An issue I had with this article, and in order to get a man you need to be pretty and skinny. Just recently Frozen came out where you see the message that no man needed to save them. Although most disney Princesses send the message that getting a Prince is the goal, this video shows us "you don't need a man" 

 But today girls still think they need to find that man, here is an article I found on traits women look for in a man. Even though they know Prince Charming Doesn't exist they still have a little bit of hope!

Sunday, October 5, 2014

Gerri August,Safe places-reflection

 More so then the other articles we have read thus far into class, this weeks article really exposed me to a new perspective, as the topic of the LGBT community is something that people try to avoid talking about especially in the school setting. I remember the first time I was exposed to a gay couple was when I was in high school and these two girls were kissing in the hall. I remember staring out of curiosity because it was something I wasn’t exposed to before. I found this article really interesting and it gave a powerful message on why we need to integrate LGBT into society.
To help break down the article I used the reflection questions and thought about experiences in my own life and other articles that we have looked at. So for this weeks blog post I thought I would share some of my answers to the reflection questions.

1.)  What messages did you receive about the LGBT community when you were in school? Which messages were explicit, which were implied?

We talked a lot about privilege in class, and one of the privileges that gives you all the power is being heterosexual, so that is the “norm”. This goes back to SCWAAMP. I think teachers just assume that everyone is straight and they try and avoid talking about same sex couples. Until reading this article it didn’t come to my mind just how unrecognized the LGBT community was. One of the after school clubs at my high school was LGBT, but it was barley recognized. In the morning announcements, there would be updates for every other club but never anything about the LGBT club. It also never got a page in the high school year book. Although there was a club for the LGBT community it went unrecognized by everyone else. Like in the article how students had to hide their sexuality from their professors.
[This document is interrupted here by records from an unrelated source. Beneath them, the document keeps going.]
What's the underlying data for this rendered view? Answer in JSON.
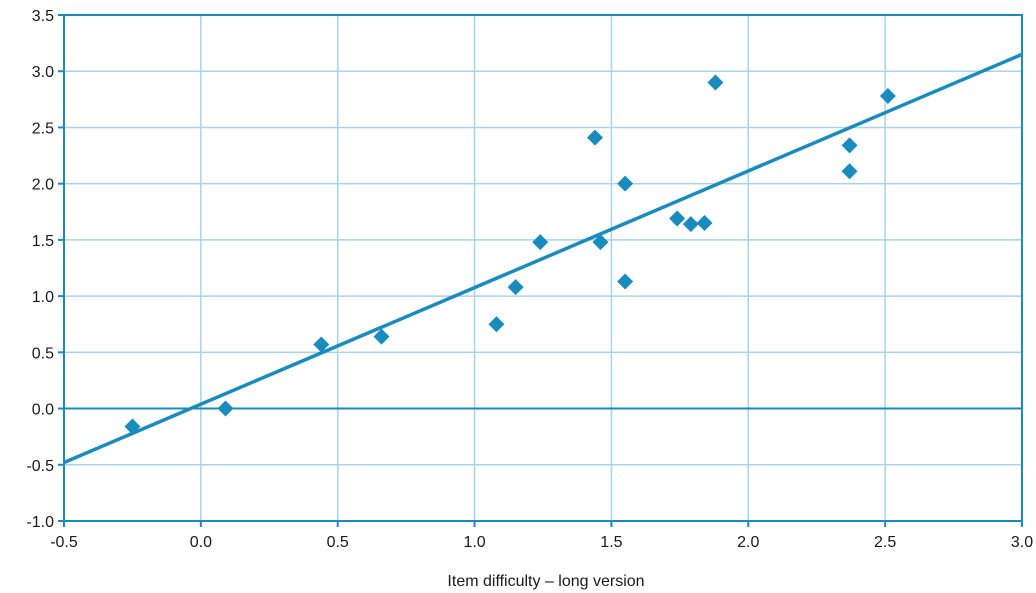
{
  "chart_data": {
    "type": "scatter",
    "title": "",
    "xlabel": "Item difficulty – long version",
    "ylabel": "",
    "xlim": [
      -0.5,
      3.0
    ],
    "ylim": [
      -1.0,
      3.5
    ],
    "x_ticks": [
      -0.5,
      0.0,
      0.5,
      1.0,
      1.5,
      2.0,
      2.5,
      3.0
    ],
    "x_tick_labels": [
      "-0.5",
      "0.0",
      "0.5",
      "1.0",
      "1.5",
      "2.0",
      "2.5",
      "3.0"
    ],
    "y_ticks": [
      -1.0,
      -0.5,
      0.0,
      0.5,
      1.0,
      1.5,
      2.0,
      2.5,
      3.0,
      3.5
    ],
    "y_tick_labels": [
      "-1.0",
      "-0.5",
      "0.0",
      "0.5",
      "1.0",
      "1.5",
      "2.0",
      "2.5",
      "3.0",
      "3.5"
    ],
    "grid": true,
    "legend": "none",
    "marker": "diamond",
    "series": [
      {
        "points": [
          {
            "x": -0.25,
            "y": -0.16
          },
          {
            "x": 0.09,
            "y": 0.0
          },
          {
            "x": 0.44,
            "y": 0.57
          },
          {
            "x": 0.66,
            "y": 0.64
          },
          {
            "x": 1.08,
            "y": 0.75
          },
          {
            "x": 1.15,
            "y": 1.08
          },
          {
            "x": 1.24,
            "y": 1.48
          },
          {
            "x": 1.44,
            "y": 2.41
          },
          {
            "x": 1.46,
            "y": 1.48
          },
          {
            "x": 1.55,
            "y": 2.0
          },
          {
            "x": 1.55,
            "y": 1.13
          },
          {
            "x": 1.74,
            "y": 1.69
          },
          {
            "x": 1.79,
            "y": 1.64
          },
          {
            "x": 1.84,
            "y": 1.65
          },
          {
            "x": 1.88,
            "y": 2.9
          },
          {
            "x": 2.37,
            "y": 2.34
          },
          {
            "x": 2.37,
            "y": 2.11
          },
          {
            "x": 2.51,
            "y": 2.78
          }
        ]
      }
    ],
    "trendline": {
      "x": [
        -0.5,
        3.0
      ],
      "y": [
        -0.48,
        3.15
      ]
    },
    "colors": {
      "marker": "#1a8bbf",
      "trendline": "#1a8bbf",
      "grid": "#a9d3e8",
      "axis": "#1a8bbf",
      "frame": "#1a8bbf",
      "text": "#1a1a1a"
    }
  }
}
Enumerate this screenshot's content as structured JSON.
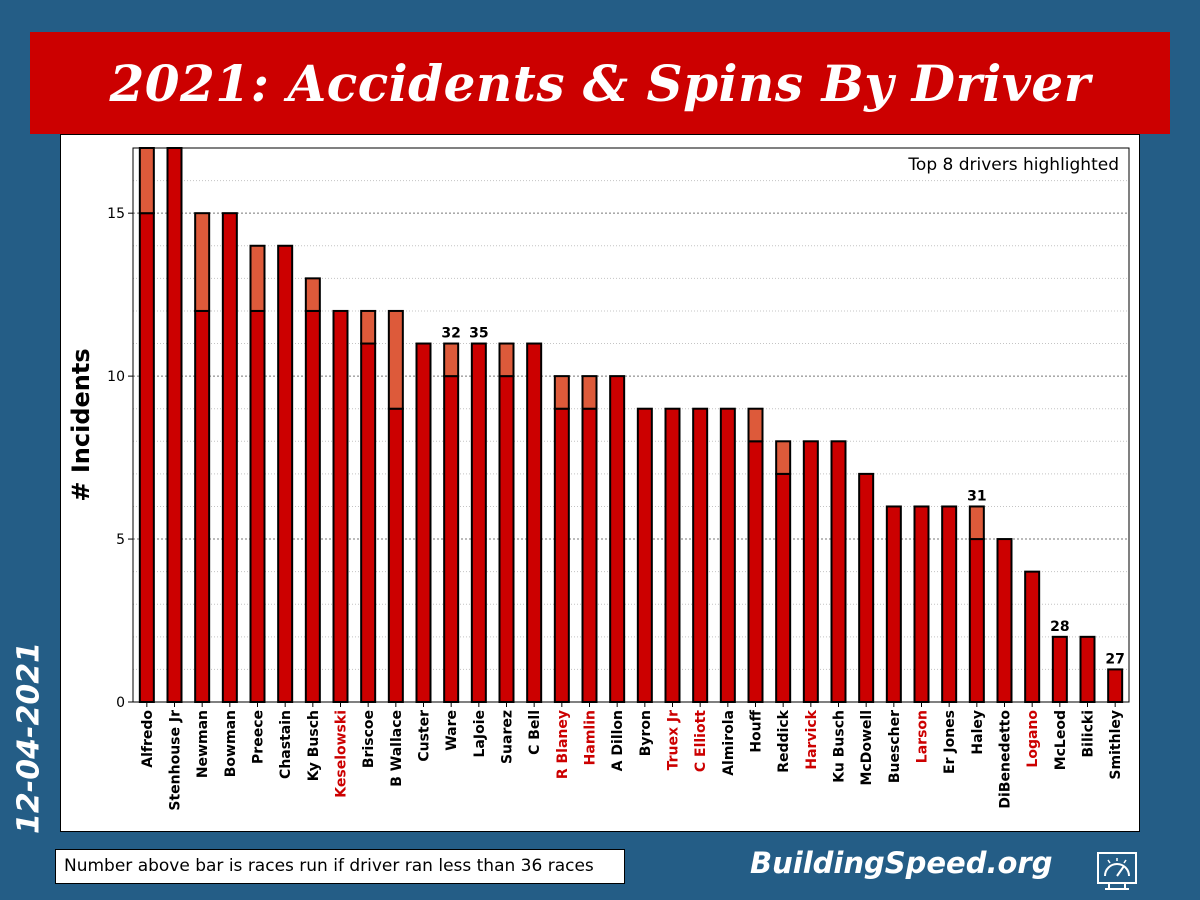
{
  "title": "2021: Accidents & Spins By Driver",
  "date": "12-04-2021",
  "footnote": "Number above bar is races run if driver ran less than 36 races",
  "brand": "BuildingSpeed.org",
  "colors": {
    "background": "#245d86",
    "title_bar": "#cc0000",
    "accidents": "#cc0000",
    "spins": "#dd5a3a",
    "highlight_label": "#cc0000"
  },
  "chart_data": {
    "type": "bar",
    "stacked": true,
    "annotation": "Top 8 drivers highlighted",
    "ylabel": "# Incidents",
    "ylim": [
      0,
      17
    ],
    "yticks": [
      0,
      5,
      10,
      15
    ],
    "grid": "horizontal dotted",
    "categories": [
      "Alfredo",
      "Stenhouse Jr",
      "Newman",
      "Bowman",
      "Preece",
      "Chastain",
      "Ky Busch",
      "Keselowski",
      "Briscoe",
      "B Wallace",
      "Custer",
      "Ware",
      "LaJoie",
      "Suarez",
      "C Bell",
      "R Blaney",
      "Hamlin",
      "A Dillon",
      "Byron",
      "Truex Jr",
      "C Elliott",
      "Almirola",
      "Houff",
      "Reddick",
      "Harvick",
      "Ku Busch",
      "McDowell",
      "Buescher",
      "Larson",
      "Er Jones",
      "Haley",
      "DiBenedetto",
      "Logano",
      "McLeod",
      "Bilicki",
      "Smithley"
    ],
    "highlighted": [
      "Keselowski",
      "R Blaney",
      "Hamlin",
      "Truex Jr",
      "C Elliott",
      "Harvick",
      "Larson",
      "Logano"
    ],
    "series": [
      {
        "values": [
          15,
          17,
          12,
          15,
          12,
          14,
          12,
          12,
          11,
          9,
          11,
          10,
          11,
          10,
          11,
          9,
          9,
          10,
          9,
          9,
          9,
          9,
          8,
          7,
          8,
          8,
          7,
          6,
          6,
          6,
          5,
          5,
          4,
          2,
          2,
          1
        ]
      },
      {
        "values": [
          2,
          0,
          3,
          0,
          2,
          0,
          1,
          0,
          1,
          3,
          0,
          1,
          0,
          1,
          0,
          1,
          1,
          0,
          0,
          0,
          0,
          0,
          1,
          1,
          0,
          0,
          0,
          0,
          0,
          0,
          1,
          0,
          0,
          0,
          0,
          0
        ]
      }
    ],
    "races_run": [
      {
        "driver": "Ware",
        "value": "32"
      },
      {
        "driver": "LaJoie",
        "value": "35"
      },
      {
        "driver": "Haley",
        "value": "31"
      },
      {
        "driver": "McLeod",
        "value": "28"
      },
      {
        "driver": "Smithley",
        "value": "27"
      }
    ]
  }
}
2.)  As an educator, can you identify opportunities to incorporate LGBT voices into your curriculum? What would you need to take this step?

This article, as well as the Aria article showed me how teachers play a big role in influencing students about their choices. It was shown in the Aria article when his teacher came to his house to tell his parents him to speak English and then again shown in this article when a Spanish professor marked an answer wrong because it wasn’t masculine form and also the professor who ignored a student. Do educators have the right to ignore them, do you think they even know they are doing it? I don’t like how these students are getting bullied by their peers and in a way their teachers too.  My friend showed me about this article here which was about a teacher who told a student who was being bullied to “act less gay”. This made me mad as a future intended educator! As an educator I definatley want to incorporate LGBT voices. I liked the ideas the article gave about using different books and as a teacher I would talk about it positively! Especially little kids they have questions about people with two moms or two dads and especially during this time it should be acceptable to bring up in class. I would use props, like the flag and talk about differences in people.